Cost of food still at record levels – but the speed at which prices are rising may have peaked | UK News
The cost of food remains at record levels, but there are early indications the speed at which prices are rising may have peaked.
Inflation has remained high as food continued to increase in price faster than anything else, but in January prices rose by 16.7% (including non-alcoholic drinks) – down on December’s highs of 16.8%.
When excluding non-alcoholic drinks, food inflation remains at a 45-year high, according to the Office for National Statistics.
Cost of living – latest: Semi-skimmed milk and children’s jeans – the details behind inflation
Industrial food production is dependant on energy which means it is vulnerable to price rises.
This slight slowing will be small comfort to consumers still spending a significant sum on their weekly shop. Semi-skimmed milk costs 46% more than last year and two pints will set you back £1.31 on average now compared with 90p in January 2022, a rise of 41p.
Meanwhile, a 1kg block of British cheese is up nearly 40%, from £6.92 on average to £9.55.
Overall inflation has also eased slightly this month, down to 10.1%, from December‘s highs of 10.5%. It is the latest sign that the UK might have seen the worst of inflation after a 41-year high of 11.1% was recorded in October.
Today’s drop was also larger than expected, with most economists expecting a dip to 10.3%.
But while today’s drop in inflation will be welcomed, the main drivers remain the cost of housing and household services (mainly from electricity, gas, and other fuels) as well as the cost of food and non-alcoholic beverages.
Meanwhile, the largest contributor to the drop came from easing transport costs, as well as the cost of restaurants and hotels.
Inflation began to increase in late 2021 when supply chain problems linked to COVID lockdowns and the associated worker shortages meant demand for goods could not be met.
Russia’s invasion of Ukraine then exacerbated the problem.
“Inflation at these levels has frightening consequences for those on the lowest incomes – especially with food prices at incredibly high levels and still rising,” said Rachelle Earwaker, senior economist at the Joseph Rowntree Foundation.
Spending calculator: See which prices have gone up or down
Nursery fees ‘to rise by £1,000 this year’
‘Struggle to put food on the table’
“People are also being confronted by rising rents, council tax and energy bills.

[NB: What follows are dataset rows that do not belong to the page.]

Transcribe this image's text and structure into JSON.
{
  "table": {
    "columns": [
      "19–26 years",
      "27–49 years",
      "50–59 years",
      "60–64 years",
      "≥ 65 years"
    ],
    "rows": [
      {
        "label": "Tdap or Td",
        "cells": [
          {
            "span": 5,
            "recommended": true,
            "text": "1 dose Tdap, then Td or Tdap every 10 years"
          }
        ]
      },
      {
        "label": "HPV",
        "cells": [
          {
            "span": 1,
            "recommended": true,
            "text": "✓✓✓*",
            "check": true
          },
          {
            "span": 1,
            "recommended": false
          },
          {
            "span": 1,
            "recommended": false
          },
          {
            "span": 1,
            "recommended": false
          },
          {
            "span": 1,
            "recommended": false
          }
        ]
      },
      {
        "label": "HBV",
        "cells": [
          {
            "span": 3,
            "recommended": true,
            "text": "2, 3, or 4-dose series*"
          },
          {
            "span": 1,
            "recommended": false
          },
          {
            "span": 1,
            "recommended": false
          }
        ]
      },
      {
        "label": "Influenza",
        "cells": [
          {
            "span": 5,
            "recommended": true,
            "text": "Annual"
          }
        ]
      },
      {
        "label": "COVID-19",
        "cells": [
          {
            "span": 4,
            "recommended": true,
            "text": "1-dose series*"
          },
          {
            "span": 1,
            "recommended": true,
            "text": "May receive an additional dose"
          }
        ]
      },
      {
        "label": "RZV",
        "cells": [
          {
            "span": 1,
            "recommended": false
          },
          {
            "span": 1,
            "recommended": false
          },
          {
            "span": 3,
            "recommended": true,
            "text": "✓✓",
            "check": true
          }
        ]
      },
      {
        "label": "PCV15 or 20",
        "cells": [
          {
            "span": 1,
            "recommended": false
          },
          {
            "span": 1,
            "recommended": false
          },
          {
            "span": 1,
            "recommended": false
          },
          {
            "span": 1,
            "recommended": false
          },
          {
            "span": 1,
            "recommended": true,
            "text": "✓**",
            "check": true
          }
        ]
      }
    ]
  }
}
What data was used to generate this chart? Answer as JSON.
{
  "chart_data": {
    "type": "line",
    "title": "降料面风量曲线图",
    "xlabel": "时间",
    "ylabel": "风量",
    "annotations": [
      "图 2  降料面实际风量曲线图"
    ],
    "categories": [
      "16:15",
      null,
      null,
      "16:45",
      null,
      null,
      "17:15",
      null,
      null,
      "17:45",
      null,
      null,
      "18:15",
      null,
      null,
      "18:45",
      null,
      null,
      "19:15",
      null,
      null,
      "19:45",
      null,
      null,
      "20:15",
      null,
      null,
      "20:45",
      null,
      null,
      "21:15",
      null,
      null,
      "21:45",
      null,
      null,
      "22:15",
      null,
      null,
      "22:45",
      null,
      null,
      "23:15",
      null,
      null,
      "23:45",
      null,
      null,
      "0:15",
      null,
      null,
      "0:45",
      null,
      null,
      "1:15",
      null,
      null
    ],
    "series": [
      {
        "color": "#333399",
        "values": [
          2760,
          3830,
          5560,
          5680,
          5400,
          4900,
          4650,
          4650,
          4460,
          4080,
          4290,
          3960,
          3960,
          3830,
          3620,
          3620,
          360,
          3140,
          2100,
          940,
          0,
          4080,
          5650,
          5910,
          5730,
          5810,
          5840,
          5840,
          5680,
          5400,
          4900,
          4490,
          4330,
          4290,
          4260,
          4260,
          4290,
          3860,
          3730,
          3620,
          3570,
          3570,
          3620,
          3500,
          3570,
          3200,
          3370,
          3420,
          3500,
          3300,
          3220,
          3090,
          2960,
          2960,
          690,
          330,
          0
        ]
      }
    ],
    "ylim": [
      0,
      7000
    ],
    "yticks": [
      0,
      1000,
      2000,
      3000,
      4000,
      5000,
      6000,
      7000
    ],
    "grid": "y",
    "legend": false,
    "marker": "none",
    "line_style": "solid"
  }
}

These represent a huge chunk of the weekly budget for families with nothing to spare – for too many it’s no longer a question of heating or eating, both are increasingly out of reach.”
She added: “The ongoing struggle to put food on the table is not inevitable and our governments are not powerless to help. We all want to live in a society which ensures everyone has enough to live on, but the reality of our social security system is out of step with what is needed – to the point where the worst off are damaging their health just to keep the lights on.
“We need to see a step change to a system which truly protects us all from harm when living through difficult times.”
The fight is ‘far from over’
Chancellor Jeremy Hunt said the fight to reduce inflation is “far from over” as it remained in double figures in January.
He said: “While any fall in inflation is welcome, the fight is far from over.
“High inflation strangles growth and causes pain for families and businesses – that’s why we must stick to the plan halve inflation this year, reduce debt and grow the economy.”